NEW YORK (AP) — Death and taxes may be inevitable. A big bill for your heirs is not.
The wealthy have made an art of avoiding taxes and ensuring that their wealth is passed down effortlessly to the next generation. But the tricks they use — to speed up payments to heirs and avoid handing over money to the government — can also work for people with much more modest assets.
“It’s a strategic chess game played out over decades,” says Mark Bosler, an estate planning attorney in Troy, Michigan and legal counsel to Real Estate Bees. “While the average person relies on a simple will, the wealthy use a different playbook.”

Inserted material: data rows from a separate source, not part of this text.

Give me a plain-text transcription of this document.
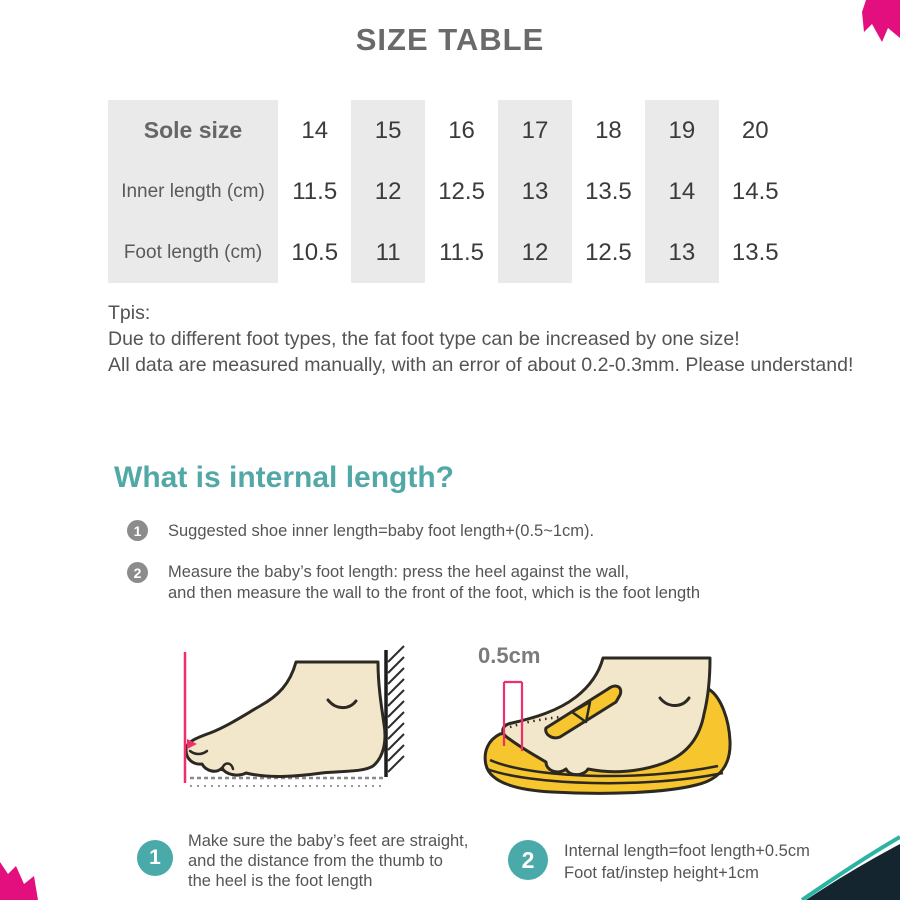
SIZE TABLE
Sole size	14	15	16	17	18	19	20
Inner length (cm)	11.5	12	12.5	13	13.5	14	14.5
Foot length (cm)	10.5	11	11.5	12	12.5	13	13.5
Tpis:
Due to different foot types, the fat foot type can be increased by one size!
All data are measured manually, with an error of about 0.2-0.3mm. Please understand!
What is internal length?
1	Suggested shoe inner length=baby foot length+(0.5~1cm).
2	Measure the baby’s foot length: press the heel against the wall,
and then measure the wall to the front of the foot, which is the foot length
0.5cm
1
Make sure the baby’s feet are straight,
and the distance from the thumb to
the heel is the foot length
2	Internal length=foot length+0.5cm
Foot fat/instep height+1cm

First, consider the facts: Despite widespread misconceptions, only the estates of the wealthiest Americans are generally subject to taxes. At the federal level, estates over $15 million typically trigger taxes. At the state level, 16 states and the District of Columbia collect estate or inheritance taxes, according to the Tax Foundation, sometimes with lower exemptions than the IRS, but still at thresholds aimed at millionaires.
While most people can pass on what they have without worrying about their heirs getting caught in a web of taxes, it can take planning to avoid a messy process that can hold up estates for years and cost families significantly in court fees and attorneys’ bills.
The solution at the heart of many estate planners’ projects is a trust.
Although trusts conjure up images of complex arrangements used by the uber-wealthy, they are relatively simple tools that can make sense to many people. They come with expenses, often costing thousands of dollars in attorneys’ fees to set them up. But for a retired couple with a paid-off house, 401(k)s and an investment portfolio, they can make it easier to pass assets on to heirs.
Among the reasons: Even if you don’t leave enough behind to trigger taxes, your estate can be stuck in probate court, which typically assesses taxes based on the total value of the estate.
“Leave what might have happened to your children or other loved ones to the lawyers and courts,” says Renee Fry, CEO of Gentreo, an online estate planner based in Quincy, Massachusetts. “Anywhere from 3 to 8 percent of a fortune could be lost.”
Trusts can allow an estate to avoid court altogether and keep it out of the public eye by keeping the details in the public records. Some people also use them to protect their savings if they someday need nursing home care and would prefer to qualify for a government-paid stay under Medicaid instead of paying for it themselves.
Imagine you are an investor in a stock like Nvidia that has been rising for the past few years. Now imagine that you can get the profit of selling your shares without paying tax.